Five years from now, the lasting black eye from the Ravens' trouble-filled 2014 offseason will likely be running back Ray Rice's incident and the cumulative effect of the arrests.
The numbers are nearly unbelievable since this year's Super Bowl:
The Ravens have had five players arrested, and the other 31 teams combined have had 14 arrests. This means one out of every four NFL players arrested this offseason have been Ravens.
There are only three other teams with multiple arrests (San Francisco, Buffalo and Chicago), and none has more than two. The Cincinnati Bengals, who have been known for making headlines for arrests in the past, have had only one off-field incident.
The Ravens' five arrests have been in a five-month span this year and are one more than they had in coach John Harbaugh's previous six seasons.
Most of these legal issues have been resolved.

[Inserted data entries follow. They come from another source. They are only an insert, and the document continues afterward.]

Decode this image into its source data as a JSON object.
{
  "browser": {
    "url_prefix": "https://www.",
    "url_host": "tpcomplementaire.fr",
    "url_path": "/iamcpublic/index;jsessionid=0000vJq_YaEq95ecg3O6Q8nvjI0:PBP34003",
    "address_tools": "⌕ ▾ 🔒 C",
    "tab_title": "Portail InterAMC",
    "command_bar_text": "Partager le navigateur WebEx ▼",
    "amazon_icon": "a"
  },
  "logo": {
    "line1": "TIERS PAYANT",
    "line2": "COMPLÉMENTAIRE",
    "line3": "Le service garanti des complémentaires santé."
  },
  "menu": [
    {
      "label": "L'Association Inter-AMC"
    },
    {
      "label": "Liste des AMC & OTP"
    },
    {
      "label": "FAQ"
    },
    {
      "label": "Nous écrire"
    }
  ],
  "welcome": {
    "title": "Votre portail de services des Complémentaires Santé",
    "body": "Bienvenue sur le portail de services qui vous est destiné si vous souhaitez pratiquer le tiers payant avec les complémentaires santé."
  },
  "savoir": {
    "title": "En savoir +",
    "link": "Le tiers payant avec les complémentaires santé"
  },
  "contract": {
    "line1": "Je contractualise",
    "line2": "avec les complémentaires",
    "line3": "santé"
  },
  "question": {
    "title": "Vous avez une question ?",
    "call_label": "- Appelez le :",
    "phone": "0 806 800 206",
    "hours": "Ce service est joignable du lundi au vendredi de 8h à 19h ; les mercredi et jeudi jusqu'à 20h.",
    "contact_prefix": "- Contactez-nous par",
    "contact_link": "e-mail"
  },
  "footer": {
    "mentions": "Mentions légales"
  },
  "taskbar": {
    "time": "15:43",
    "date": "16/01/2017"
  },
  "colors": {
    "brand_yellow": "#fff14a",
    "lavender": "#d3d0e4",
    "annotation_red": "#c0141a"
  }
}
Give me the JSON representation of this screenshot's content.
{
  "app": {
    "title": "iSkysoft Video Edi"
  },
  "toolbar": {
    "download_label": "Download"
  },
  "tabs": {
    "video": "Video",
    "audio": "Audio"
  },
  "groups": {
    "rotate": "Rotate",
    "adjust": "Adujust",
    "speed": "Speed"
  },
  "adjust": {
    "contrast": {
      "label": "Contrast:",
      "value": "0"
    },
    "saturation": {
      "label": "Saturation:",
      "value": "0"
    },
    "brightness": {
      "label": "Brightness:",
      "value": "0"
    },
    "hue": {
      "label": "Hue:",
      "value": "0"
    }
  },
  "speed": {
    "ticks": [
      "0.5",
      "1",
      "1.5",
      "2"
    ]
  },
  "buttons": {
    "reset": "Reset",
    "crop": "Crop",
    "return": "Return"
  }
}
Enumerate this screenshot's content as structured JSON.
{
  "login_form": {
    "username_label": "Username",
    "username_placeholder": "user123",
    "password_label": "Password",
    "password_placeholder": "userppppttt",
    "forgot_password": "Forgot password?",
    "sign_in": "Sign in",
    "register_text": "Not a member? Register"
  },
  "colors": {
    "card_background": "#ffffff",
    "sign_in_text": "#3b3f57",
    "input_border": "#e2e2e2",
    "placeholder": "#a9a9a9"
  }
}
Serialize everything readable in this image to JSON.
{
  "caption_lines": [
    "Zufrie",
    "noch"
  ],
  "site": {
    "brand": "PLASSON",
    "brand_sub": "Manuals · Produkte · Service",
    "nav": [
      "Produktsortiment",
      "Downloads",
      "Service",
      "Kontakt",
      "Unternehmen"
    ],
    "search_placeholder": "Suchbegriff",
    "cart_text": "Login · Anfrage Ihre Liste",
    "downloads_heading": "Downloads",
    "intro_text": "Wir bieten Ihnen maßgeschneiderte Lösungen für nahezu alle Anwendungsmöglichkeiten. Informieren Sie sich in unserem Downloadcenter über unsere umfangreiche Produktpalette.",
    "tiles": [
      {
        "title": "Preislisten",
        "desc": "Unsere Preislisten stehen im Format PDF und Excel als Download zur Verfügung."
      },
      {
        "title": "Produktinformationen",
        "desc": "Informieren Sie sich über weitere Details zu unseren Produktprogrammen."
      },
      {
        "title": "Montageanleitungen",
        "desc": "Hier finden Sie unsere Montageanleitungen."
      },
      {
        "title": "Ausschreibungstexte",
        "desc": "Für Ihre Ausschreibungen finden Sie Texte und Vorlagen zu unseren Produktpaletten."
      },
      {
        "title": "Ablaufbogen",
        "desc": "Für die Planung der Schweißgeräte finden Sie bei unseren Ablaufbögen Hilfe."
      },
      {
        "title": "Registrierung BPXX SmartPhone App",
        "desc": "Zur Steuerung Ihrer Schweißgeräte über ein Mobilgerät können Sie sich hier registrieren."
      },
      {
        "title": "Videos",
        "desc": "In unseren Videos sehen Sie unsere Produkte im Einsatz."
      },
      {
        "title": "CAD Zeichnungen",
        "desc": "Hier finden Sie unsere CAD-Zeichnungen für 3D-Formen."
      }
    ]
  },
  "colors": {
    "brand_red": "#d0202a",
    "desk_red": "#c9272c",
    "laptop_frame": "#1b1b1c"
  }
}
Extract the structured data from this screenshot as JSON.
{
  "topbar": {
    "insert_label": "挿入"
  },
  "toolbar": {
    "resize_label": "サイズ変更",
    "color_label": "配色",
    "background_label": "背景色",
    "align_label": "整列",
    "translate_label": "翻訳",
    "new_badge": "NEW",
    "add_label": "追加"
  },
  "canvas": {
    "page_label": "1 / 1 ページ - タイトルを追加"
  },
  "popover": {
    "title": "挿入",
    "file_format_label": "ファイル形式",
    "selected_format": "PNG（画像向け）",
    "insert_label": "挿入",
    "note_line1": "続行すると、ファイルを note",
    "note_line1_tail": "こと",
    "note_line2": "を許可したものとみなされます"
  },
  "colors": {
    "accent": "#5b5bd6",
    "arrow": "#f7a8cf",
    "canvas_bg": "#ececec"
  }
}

Rice (felony aggravated assault) and offensive lineman Jah Reid (misdemeanor battery) have both been accepted into pretrial intervention programs, and wide receiver Deonte Thompson (felony possession of marijuana) had his case dismissed.
Running back Lorenzo Taliaferro (misdemeanor destruction of property as well as drunk and disorderly) has a July 31 court date, and Smith will have a court date assigned.
While many want to point a finger at the Ravens for not having a tighter rein on their players, all five arrests occurred when the players were on a break from offseason workouts. In fact, all but Smith's arrest occurred outside Maryland. There is only so much a team can do to keep an eye on all 90 players on its roster.
The good news for the Ravens is that the offseason is almost over. There are only 10 days until the entire team reports for training camp. The Ravens can only hope they don't add to this police blotter of an offseason before then.